И опять я увидел, что Путилин и Приселов обменялись взглядами холодного бешенства. Точно два врага, готовые броситься друг на друга…

— Да, она заболела несколько позже, хотя еще и раньше она страдала нервозностью.

— Как жаль, что вы не могли предугадать возможность ее заболевания! — покачал головой Путилин.

— Почему? — вырвалось у Приселова.

— Да очень просто: в Индии, в этой стране всевозможных чудес, в этой колыбели человечества, находятся величайшие мудрецы, которые знают замечательные рецепты для исцеления больных от различнейших болезней. Как вам известно, вся европейская медицина началась с Востока…

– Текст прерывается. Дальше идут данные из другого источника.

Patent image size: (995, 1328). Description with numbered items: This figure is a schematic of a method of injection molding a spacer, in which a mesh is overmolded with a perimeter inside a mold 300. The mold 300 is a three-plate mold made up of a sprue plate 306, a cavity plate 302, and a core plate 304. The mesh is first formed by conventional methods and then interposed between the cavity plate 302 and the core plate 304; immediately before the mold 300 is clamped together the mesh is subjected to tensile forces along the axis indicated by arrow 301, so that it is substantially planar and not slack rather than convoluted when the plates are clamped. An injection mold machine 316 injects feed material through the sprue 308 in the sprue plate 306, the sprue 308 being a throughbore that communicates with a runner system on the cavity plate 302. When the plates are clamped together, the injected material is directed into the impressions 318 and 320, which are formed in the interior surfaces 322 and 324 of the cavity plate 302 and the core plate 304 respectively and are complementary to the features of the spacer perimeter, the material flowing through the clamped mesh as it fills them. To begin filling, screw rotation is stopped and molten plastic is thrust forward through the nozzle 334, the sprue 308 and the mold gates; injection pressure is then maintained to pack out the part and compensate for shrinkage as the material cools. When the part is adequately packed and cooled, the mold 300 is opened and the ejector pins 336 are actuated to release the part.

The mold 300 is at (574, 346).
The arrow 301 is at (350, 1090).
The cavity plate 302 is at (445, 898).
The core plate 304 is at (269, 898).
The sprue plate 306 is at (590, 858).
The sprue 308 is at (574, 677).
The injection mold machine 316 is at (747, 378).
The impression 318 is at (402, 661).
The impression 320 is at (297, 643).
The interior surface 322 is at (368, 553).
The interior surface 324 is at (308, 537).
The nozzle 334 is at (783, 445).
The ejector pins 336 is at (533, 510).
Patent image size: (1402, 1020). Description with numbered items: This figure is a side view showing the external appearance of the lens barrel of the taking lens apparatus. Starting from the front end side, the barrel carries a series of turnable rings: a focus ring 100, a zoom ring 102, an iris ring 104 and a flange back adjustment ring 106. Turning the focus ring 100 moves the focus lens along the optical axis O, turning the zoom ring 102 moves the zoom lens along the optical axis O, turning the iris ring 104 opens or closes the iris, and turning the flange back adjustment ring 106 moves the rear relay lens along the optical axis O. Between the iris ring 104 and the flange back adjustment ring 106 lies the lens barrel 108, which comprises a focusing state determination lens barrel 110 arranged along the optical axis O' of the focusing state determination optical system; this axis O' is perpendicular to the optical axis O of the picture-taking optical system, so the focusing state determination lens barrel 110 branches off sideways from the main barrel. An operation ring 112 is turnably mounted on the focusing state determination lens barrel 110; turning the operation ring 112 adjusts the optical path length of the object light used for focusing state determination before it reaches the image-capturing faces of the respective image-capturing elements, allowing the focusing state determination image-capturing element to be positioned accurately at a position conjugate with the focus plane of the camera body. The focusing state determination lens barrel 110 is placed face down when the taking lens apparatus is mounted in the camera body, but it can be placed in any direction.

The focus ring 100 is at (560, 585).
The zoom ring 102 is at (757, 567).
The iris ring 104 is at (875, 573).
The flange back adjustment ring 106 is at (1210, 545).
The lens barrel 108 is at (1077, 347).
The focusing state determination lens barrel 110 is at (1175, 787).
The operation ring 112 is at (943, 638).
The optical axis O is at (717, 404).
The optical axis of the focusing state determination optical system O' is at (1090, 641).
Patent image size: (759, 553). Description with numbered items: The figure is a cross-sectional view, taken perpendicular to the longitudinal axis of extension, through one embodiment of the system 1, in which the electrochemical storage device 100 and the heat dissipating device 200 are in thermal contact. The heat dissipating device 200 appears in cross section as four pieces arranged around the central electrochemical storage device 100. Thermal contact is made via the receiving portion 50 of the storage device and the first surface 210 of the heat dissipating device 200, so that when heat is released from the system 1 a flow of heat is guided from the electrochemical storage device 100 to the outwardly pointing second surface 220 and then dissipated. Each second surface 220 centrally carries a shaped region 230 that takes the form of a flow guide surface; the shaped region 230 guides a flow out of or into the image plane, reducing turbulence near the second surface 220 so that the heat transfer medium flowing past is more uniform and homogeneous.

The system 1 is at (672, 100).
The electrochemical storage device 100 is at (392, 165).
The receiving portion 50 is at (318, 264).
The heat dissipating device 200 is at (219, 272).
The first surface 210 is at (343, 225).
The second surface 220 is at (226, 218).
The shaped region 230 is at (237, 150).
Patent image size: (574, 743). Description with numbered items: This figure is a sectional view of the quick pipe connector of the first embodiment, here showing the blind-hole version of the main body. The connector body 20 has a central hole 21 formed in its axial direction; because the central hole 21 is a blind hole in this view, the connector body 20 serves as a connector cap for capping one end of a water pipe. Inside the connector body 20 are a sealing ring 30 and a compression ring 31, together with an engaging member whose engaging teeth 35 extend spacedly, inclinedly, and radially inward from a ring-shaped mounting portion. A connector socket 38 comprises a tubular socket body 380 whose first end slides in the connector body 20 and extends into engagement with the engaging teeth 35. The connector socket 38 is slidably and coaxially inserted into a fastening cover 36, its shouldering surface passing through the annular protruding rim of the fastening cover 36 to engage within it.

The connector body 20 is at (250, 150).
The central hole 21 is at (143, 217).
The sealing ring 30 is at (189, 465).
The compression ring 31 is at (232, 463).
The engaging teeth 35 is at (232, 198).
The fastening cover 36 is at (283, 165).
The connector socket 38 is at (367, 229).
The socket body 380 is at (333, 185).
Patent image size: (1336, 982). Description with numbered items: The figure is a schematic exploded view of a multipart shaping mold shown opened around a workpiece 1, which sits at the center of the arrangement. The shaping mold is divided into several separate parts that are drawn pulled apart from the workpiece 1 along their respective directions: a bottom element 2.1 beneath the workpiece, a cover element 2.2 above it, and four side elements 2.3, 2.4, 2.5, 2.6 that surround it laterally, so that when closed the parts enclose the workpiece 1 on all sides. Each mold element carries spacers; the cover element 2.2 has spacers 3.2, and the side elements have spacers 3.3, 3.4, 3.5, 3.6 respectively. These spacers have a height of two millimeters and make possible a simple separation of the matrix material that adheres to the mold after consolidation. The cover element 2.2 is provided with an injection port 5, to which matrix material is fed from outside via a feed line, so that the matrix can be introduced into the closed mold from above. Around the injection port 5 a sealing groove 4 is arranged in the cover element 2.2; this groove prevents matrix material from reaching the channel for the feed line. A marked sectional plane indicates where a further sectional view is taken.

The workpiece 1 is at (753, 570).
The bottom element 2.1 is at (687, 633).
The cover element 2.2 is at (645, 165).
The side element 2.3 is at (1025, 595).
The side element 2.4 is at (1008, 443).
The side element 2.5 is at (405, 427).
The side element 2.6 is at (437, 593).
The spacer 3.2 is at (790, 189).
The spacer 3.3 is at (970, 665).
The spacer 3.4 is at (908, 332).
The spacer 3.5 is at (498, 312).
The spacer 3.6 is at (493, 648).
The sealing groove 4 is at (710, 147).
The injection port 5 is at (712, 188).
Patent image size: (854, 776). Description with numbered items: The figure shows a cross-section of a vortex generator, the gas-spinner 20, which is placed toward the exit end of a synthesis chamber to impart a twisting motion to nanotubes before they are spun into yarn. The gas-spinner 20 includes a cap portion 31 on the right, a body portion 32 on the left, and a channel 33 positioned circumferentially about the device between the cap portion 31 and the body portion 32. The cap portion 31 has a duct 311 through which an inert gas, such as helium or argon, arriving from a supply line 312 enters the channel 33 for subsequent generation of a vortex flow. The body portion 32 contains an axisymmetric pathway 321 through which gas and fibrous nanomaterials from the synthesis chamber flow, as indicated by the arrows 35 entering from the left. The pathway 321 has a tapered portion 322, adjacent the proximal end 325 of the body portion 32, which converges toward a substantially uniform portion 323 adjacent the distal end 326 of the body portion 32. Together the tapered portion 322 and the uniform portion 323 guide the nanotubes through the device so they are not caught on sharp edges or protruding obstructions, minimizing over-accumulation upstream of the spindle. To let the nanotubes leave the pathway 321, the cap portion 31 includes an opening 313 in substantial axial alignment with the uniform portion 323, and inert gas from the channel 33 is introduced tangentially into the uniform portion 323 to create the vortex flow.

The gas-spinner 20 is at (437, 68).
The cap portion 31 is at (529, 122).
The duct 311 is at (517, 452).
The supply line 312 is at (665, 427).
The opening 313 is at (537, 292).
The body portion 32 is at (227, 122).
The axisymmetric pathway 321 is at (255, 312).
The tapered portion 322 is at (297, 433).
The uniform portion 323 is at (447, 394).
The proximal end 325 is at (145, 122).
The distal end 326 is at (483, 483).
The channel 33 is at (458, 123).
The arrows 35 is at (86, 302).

— А… а вы хорошо знаете, профессор, культуру Востока? — усмехнулся еле заметно Приселов. — Прошу вас, чашку кофе…

— Благодарю вас. Я по утрам ровно ничего не пью, за исключением стакана воды.

— Ого, какая воздержанность! Вы, доктор?

— Благодарю, я предпочел бы стакан чаю. — ответил я.

— Вы спрашиваете, хорошо ли я знаю культуру ядов Востока? — быстро задал вопрос Путилин.

— Виноват, сколько мне помнится, я ровно ничего не говорил про культуру ядов, — насмешливо ответил дядюшка-опекун.

— А, тысячу извинений, господин Приселов! Я страшно рассеян. Такова уж наша болезнь, ученых-чудаков, — пробормотал Путилин.

Наступило довольно продолжительное молчание.

— Могу я узнать, профессор, ваше мнение о болезни моей племянницы? — нарушил неловкость его хозяин дома.

— Я еще не пришел, господин Приселов, к окончательному выводу. Случай настолько сложный и замечательный, что поставить верный диагноз не так-то легко. Скажу вам только одно, что если мы не распознаем болезнь, то ваша племянница может умереть очень скоро, через несколько дней.

— Может быть, господа, вы желаете пригласить еще кого-нибудь из ваших коллег? Пожалуйста, распоряжайтесь по вашему усмотрению. Созовите консилиум, но только, ради Бога, спасите мою бедную девчурку.

— Вы — опекун ее, господин Приселов?

— Да. То есть был им, а теперь — попечитель.

— У вас своих детей нет?

— Нет.

Путилин встал из-за стола, поблагодарил хозяина и направился вон из столовой:

— Я должен взглянуть на больную. Коллега, пожалуйте за мной!

Я быстро поднялся и пошел за ним.

Когда мы очутились в мавританской гостиной, смежной со спальней больной, Путилин схватился с жестом отчаяния за голову.

— Боже мой, если бы только узнать, догадаться, каким ядом, каким ядом!

— Ты твердо в этом убежден, Иван Дмитриевич?

— Как нельзя тверже. Бедная девушка! Еще несколько дней, и ее не станет. Умереть в двадцать лет, обладая красотой, богатством, это ли не насмешка судьбы!

Путилин нервно прошелся по гостиной.

— Но я решился. Если сегодня я не раскрою гнусной и мрачной трагедии, разыгравшейся в комнате бедняжки, я пойду на героическое средство: я с помощью властей вырву ее из когтей этого дьявола.

— Но где же доказательства? Основываясь на каких данных, ты можешь бросить в лицо этому человеку, родному дяде больной, столь тяжкое обвинение?

— Все равно, все равно… Пусть пострадаю я, зато я спасу, может быть, эту прелестную юную жизнь. А на основании каких данных? На основании моего нюха, моей «кривой» я подозреваю этого господина.

В спальне царил полумрак. Через разбитую форточку, прикрытую шелковой гардиной, в спальню проникал свежий воздух.

— Это опасно. Она может простудиться, — указал я на форточку моему знаменитому другу.

— Оставь это, голубчик. Уверяю тебя, эта опасность — ничто в сравнении с другой.

Девушка проснулась, вернее, очнулась после наркоза морфия.

Ее грудь с жадностью вбирала свежий воздух.

— Как хорошо… как хорошо… — тихо прошептала она.